Ervaringswereld is een begrip dat we bij Spinoza kunnen terugvinden in de Ethica (2P40S2) als de eerste soort van kennis: verbeelding (imaginatio) of mening (opinio), waar hij dit beperkt tot ‘tekens’. Daar gaat nog zintuiglijke waarneming of vage ervaring aan vooraf. De ervaringswereld, de onmiddellijke gewaarwording van de wereld waarin de mens leeft, is het uitgangspunt van kennis, maar kan slechts kennis worden door een grondige doordenking en ordening van de ervaringsgegevens. Ware kennis verkrijgt de mens slechts door het vormen van begrippen van gemeenschappelijke eigenschappen van de dingen en het vinden van een samenhang tussen deze eigenschappen. Spinoza ziet de grenzen van de ervaringswereld vooral als innerlijke grenzen. Op een andere manier vinden we transcendentie als grens terug in Spinoza’s begrip van vrijheid van denken. Een andere uitwerking van Spinoza’s leer van het menselijk denken in het licht van de volgende uiteenzetting staat nog te gebeuren. De beschrijving van de ervaring van transcendentie, en de onderscheidingen die men daarbij kan maken, ontleen ik vooral aan Alfred Schütz. Ik zal dus beginnen met een korte weergave van zijn denken hierover, waarna ik op grond daarvan een verdere uitwerking zal geven.
§1 Alfred Schütz over transcendentie
Alfred Schütz heeft het begrip transcendentie gekoppeld aan de ervaringswereld of de leefwereld.[1] Transcendentie verwijst dan naar alles wat zich aan de grens van de ervaringswereld aandient, waarbij wat nog ervaarbaar is in verbinding staat met wat niet ervaarbaar is.
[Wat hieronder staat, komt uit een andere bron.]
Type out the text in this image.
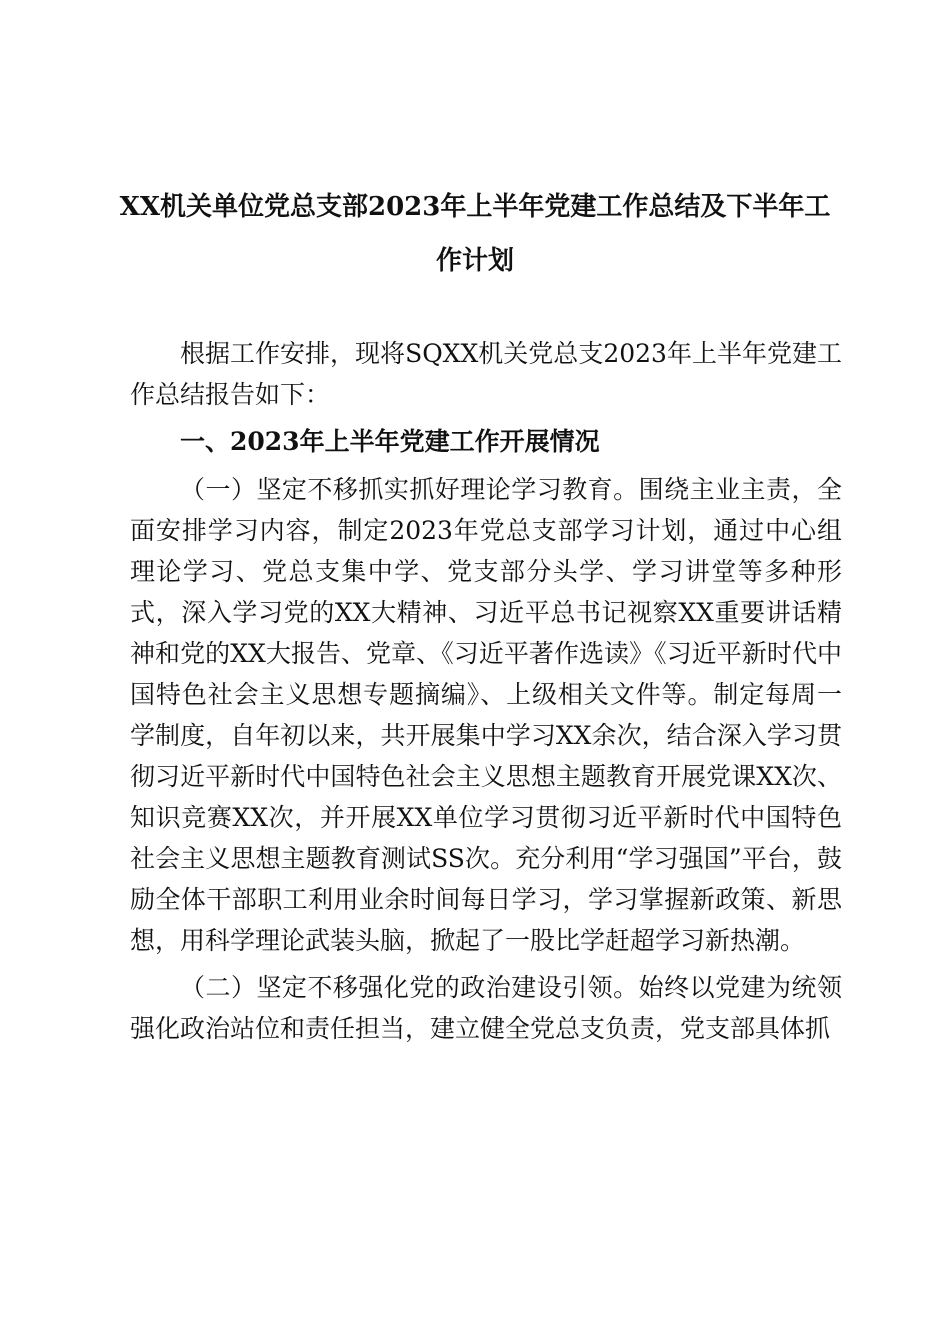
XX机关单位党总支部2023年上半年党建工作总结及下半年工作计划

根据工作安排，现将SQXX机关党总支2023年上半年党建工作总结报告如下：

一、2023年上半年党建工作开展情况

（一）坚定不移抓实抓好理论学习教育。围绕主业主责，全面安排学习内容，制定2023年党总支部学习计划，通过中心组理论学习、党总支集中学、党支部分头学、学习讲堂等多种形式，深入学习党的XX大精神、习近平总书记视察XX重要讲话精神和党的XX大报告、党章、《习近平著作选读》《习近平新时代中国特色社会主义思想专题摘编》、上级相关文件等。制定每周一学制度，自年初以来，共开展集中学习XX余次，结合深入学习贯彻习近平新时代中国特色社会主义思想主题教育开展党课XX次、知识竞赛XX次，并开展XX单位学习贯彻习近平新时代中国特色社会主义思想主题教育测试SS次。充分利用“学习强国”平台，鼓励全体干部职工利用业余时间每日学习，学习掌握新政策、新思想，用科学理论武装头脑，掀起了一股比学赶超学习新热潮。

（二）坚定不移强化党的政治建设引领。始终以党建为统领强化政治站位和责任担当，建立健全党总支负责，党支部具体抓
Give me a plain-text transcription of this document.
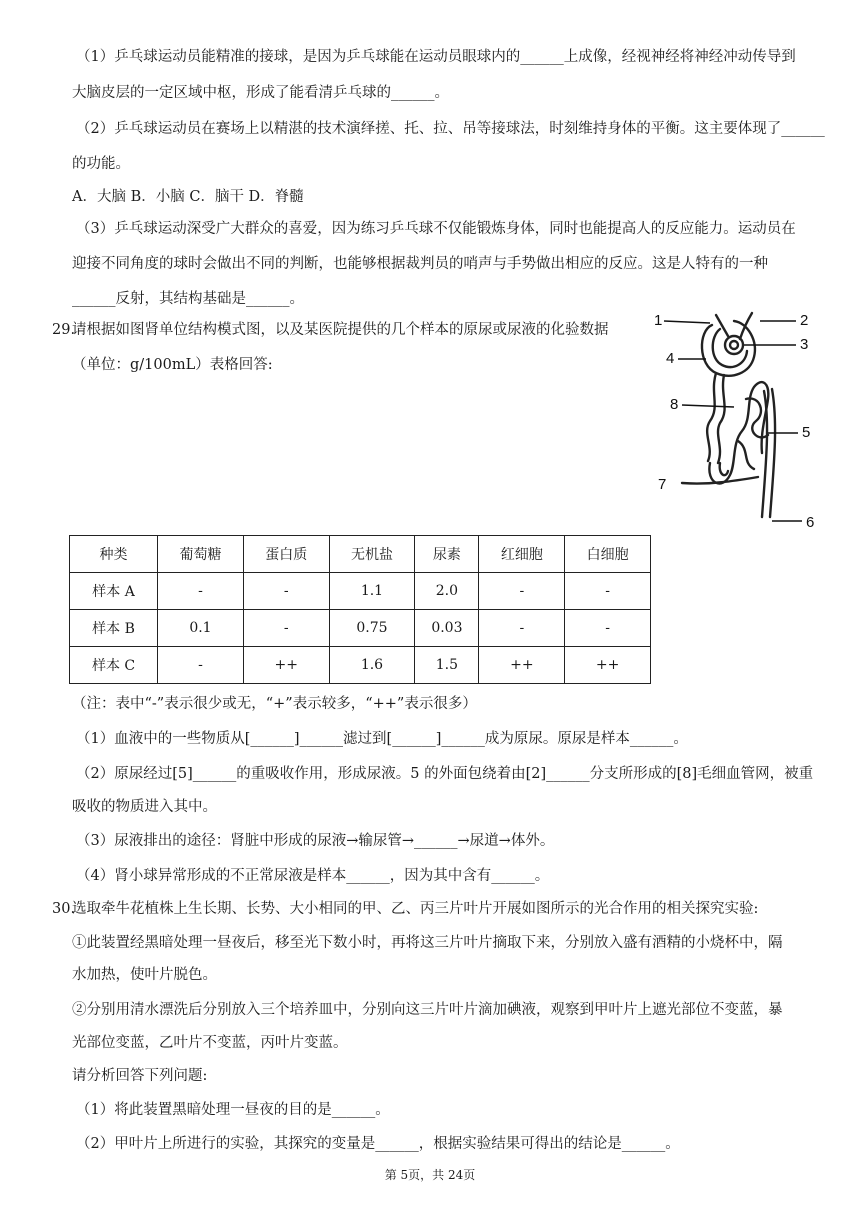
（1）乒乓球运动员能精准的接球，是因为乒乓球能在运动员眼球内的______上成像，经视神经将神经冲动传导到
大脑皮层的一定区域中枢，形成了能看清乒乓球的______。
（2）乒乓球运动员在赛场上以精湛的技术演绎搓、托、拉、吊等接球法，时刻维持身体的平衡。这主要体现了______
的功能。
A．大脑 B．小脑 C．脑干 D．脊髓
（3）乒乓球运动深受广大群众的喜爱，因为练习乒乓球不仅能锻炼身体，同时也能提高人的反应能力。运动员在
迎接不同角度的球时会做出不同的判断，也能够根据裁判员的哨声与手势做出相应的反应。这是人特有的一种
______反射，其结构基础是______。
29.
请根据如图肾单位结构模式图，以及某医院提供的几个样本的原尿或尿液的化验数据
（单位：g/100mL）表格回答:
1	2
3
4
8
5
7
6
种类	葡萄糖	蛋白质	无机盐	尿素	红细胞	白细胞
样本 A	-	-	1.1	2.0	-	-
样本 B	0.1	-	0.75	0.03	-	-
样本 C	-	++	1.6	1.5	++	++
（注：表中“-”表示很少或无，“+”表示较多，“++”表示很多）
（1）血液中的一些物质从[______]______滤过到[______]______成为原尿。原尿是样本______。
（2）原尿经过[5]______的重吸收作用，形成尿液。5 的外面包绕着由[2]______分支所形成的[8]毛细血管网，被重
吸收的物质进入其中。
（3）尿液排出的途径：肾脏中形成的尿液→输尿管→______→尿道→体外。
（4）肾小球异常形成的不正常尿液是样本______，因为其中含有______。
30.
选取牵牛花植株上生长期、长势、大小相同的甲、乙、丙三片叶片开展如图所示的光合作用的相关探究实验:
①此装置经黑暗处理一昼夜后，移至光下数小时，再将这三片叶片摘取下来，分别放入盛有酒精的小烧杯中，隔
水加热，使叶片脱色。
②分别用清水漂洗后分别放入三个培养皿中，分别向这三片叶片滴加碘液，观察到甲叶片上遮光部位不变蓝，暴
光部位变蓝，乙叶片不变蓝，丙叶片变蓝。
请分析回答下列问题:
（1）将此装置黑暗处理一昼夜的目的是______。
（2）甲叶片上所进行的实验，其探究的变量是______，根据实验结果可得出的结论是______。
第 5页，共 24页
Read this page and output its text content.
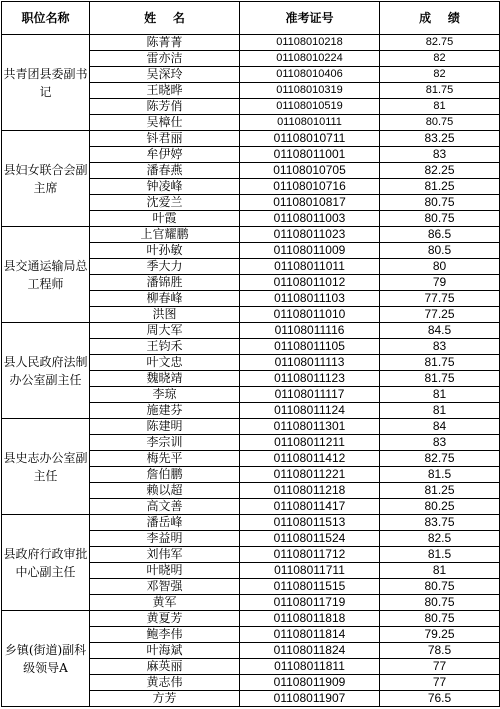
职位名称	姓    名	准考证号	成    绩
共青团县委副书记	陈菁菁	01108010218	82.75
	雷亦洁	01108010224	82
	吴深玲	01108010406	82
	王晓晔	01108010319	81.75
	陈芳俏	01108010519	81
	吴樟仕	01108010111	80.75
县妇女联合会副主席	钭君丽	01108010711	83.25
	牟伊婷	01108011001	83
	潘春燕	01108010705	82.25
	钟凌峰	01108010716	81.25
	沈爱兰	01108010817	80.75
	叶霞	01108011003	80.75
县交通运输局总工程师	上官耀鹏	01108011023	86.5
	叶孙敏	01108011009	80.5
	季大力	01108011011	80
	潘锦胜	01108011012	79
	柳春峰	01108011103	77.75
	洪图	01108011010	77.25
县人民政府法制办公室副主任	周大军	01108011116	84.5
	王钧禾	01108011105	83
	叶文忠	01108011113	81.75
	魏晓靖	01108011123	81.75
	李琼	01108011117	81
	施建芬	01108011124	81
县史志办公室副主任	陈建明	01108011301	84
	李宗训	01108011211	83
	梅先平	01108011412	82.75
	詹伯鹏	01108011221	81.5
	赖以超	01108011218	81.25
	高文善	01108011417	80.25
县政府行政审批中心副主任	潘岳峰	01108011513	83.75
	李益明	01108011524	82.5
	刘伟军	01108011712	81.5
	叶晓明	01108011711	81
	邓智强	01108011515	80.75
	黄军	01108011719	80.75
乡镇(街道)副科级领导A	黄夏芳	01108011818	80.75
	鲍李伟	01108011814	79.25
	叶海斌	01108011824	78.5
	麻英丽	01108011811	77
	黄志伟	01108011909	77
	方芳	01108011907	76.5
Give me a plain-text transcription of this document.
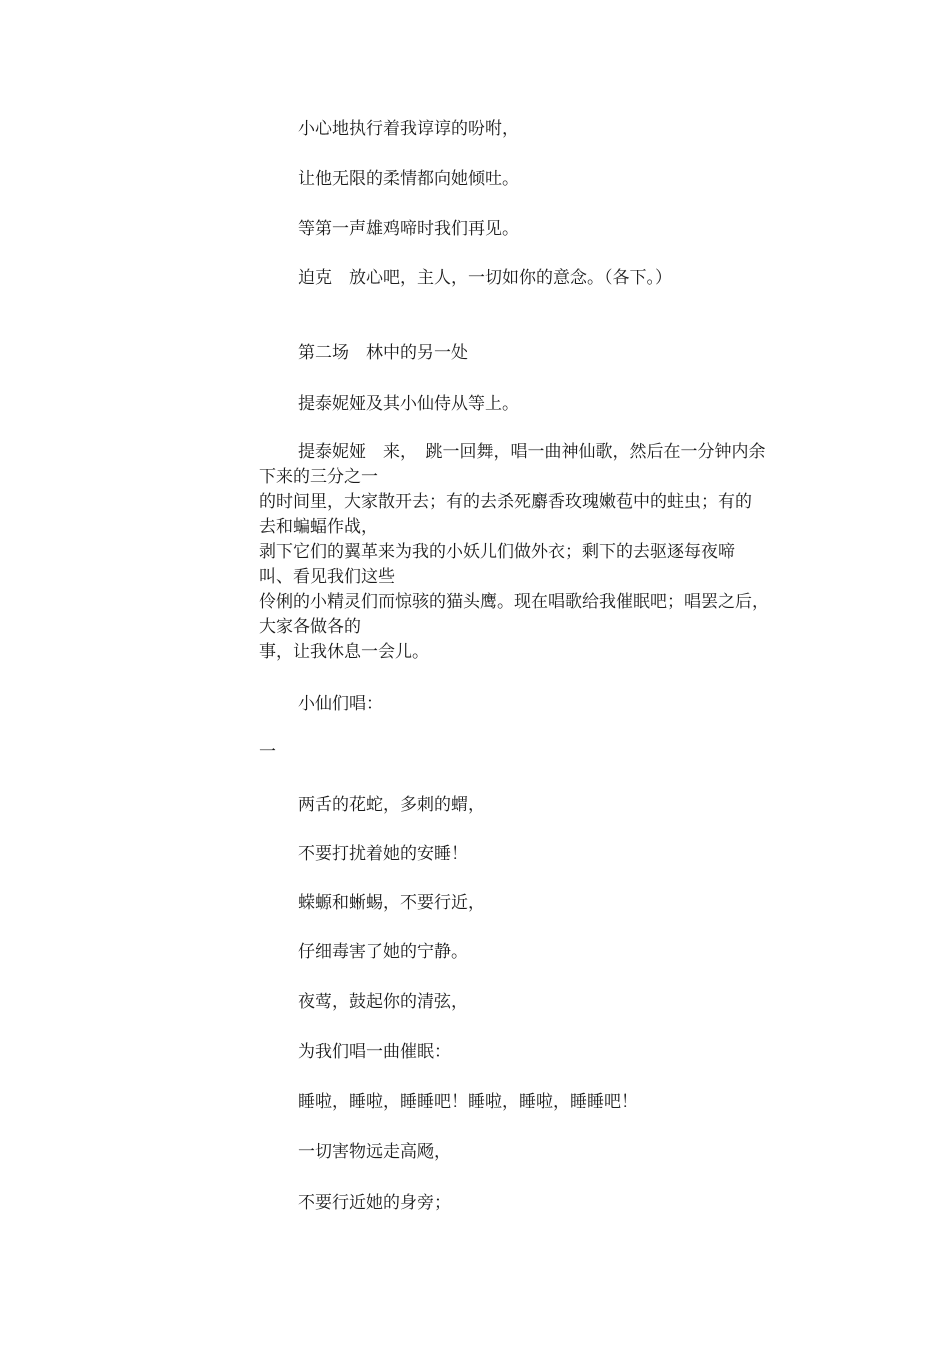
小心地执行着我谆谆的吩咐，
让他无限的柔情都向她倾吐。
等第一声雄鸡啼时我们再见。
迫克　放心吧，主人，一切如你的意念。（各下。）
第二场　林中的另一处
提泰妮娅及其小仙侍从等上。
提泰妮娅　来，　跳一回舞，唱一曲神仙歌，然后在一分钟内余
下来的三分之一
的时间里，大家散开去；有的去杀死麝香玫瑰嫩苞中的蛀虫；有的
去和蝙蝠作战，
剥下它们的翼革来为我的小妖儿们做外衣；剩下的去驱逐每夜啼
叫、看见我们这些
伶俐的小精灵们而惊骇的猫头鹰。现在唱歌给我催眠吧；唱罢之后，
大家各做各的
事，让我休息一会儿。
小仙们唱：
一
两舌的花蛇，多刺的蝟，
不要打扰着她的安睡！
蝾螈和蜥蜴，不要行近，
仔细毒害了她的宁静。
夜莺，鼓起你的清弦，
为我们唱一曲催眠：
睡啦，睡啦，睡睡吧！睡啦，睡啦，睡睡吧！
一切害物远走高飏，
不要行近她的身旁；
Hij gebruikt daarbij het Husserleaanse begrip van appresentatie. Schütz maakt daarbij onderscheid tussen wat alleen in een toevallige zin niet ervaarbaar is (omdat het zich niet hier en nu aandient), en wat noodzakelijk buiten alle ervaring ligt (omdat het betrekking heeft op iets wat niet verbonden is met ons bestaan als levend wezen). Systeemtheoretisch zou men kunnen zeggen dat de ervaringswereld het geheel van onze actuele ervaring is dat zich tegelijk als ‘psychisch systeem’ onderscheidt van een omgeving, namelijk alles wat zich actueel aan de ervaring onttrekt (geen deel uitmaakt van het systeem ‘bewustzijn’). De ervaringswereld moet dan als contingent worden erkend, waarbij ons denken vooral een poging is deze contingentie te neutraliseren. De belangrijkste steun daarbij is het geheugen: we vullen wat afwezig is aan met wat we ons herinneren dat aanwezig was teneinde de onzekerheid de baas te worden, of we stellen ons voor wat er in de toekomst zou kunnen gebeuren. Uiteraard hoeven we ons hiervan niet bewust te zijn. Schütz meent zelfs dat het overschrijden van de grens in herinnering of voorstelling eerder een vanzelfsprekendheid is, dan iets wat ons bijzonder opvalt. Het is geen eenvoudige zaak om dat wat we actueel ervaren te onderscheiden van onze uitleg daarvan. Onze gevoelens gaan, zoals Spinoza al schrijft, altijd gepaard met bepaalde voorstellingen.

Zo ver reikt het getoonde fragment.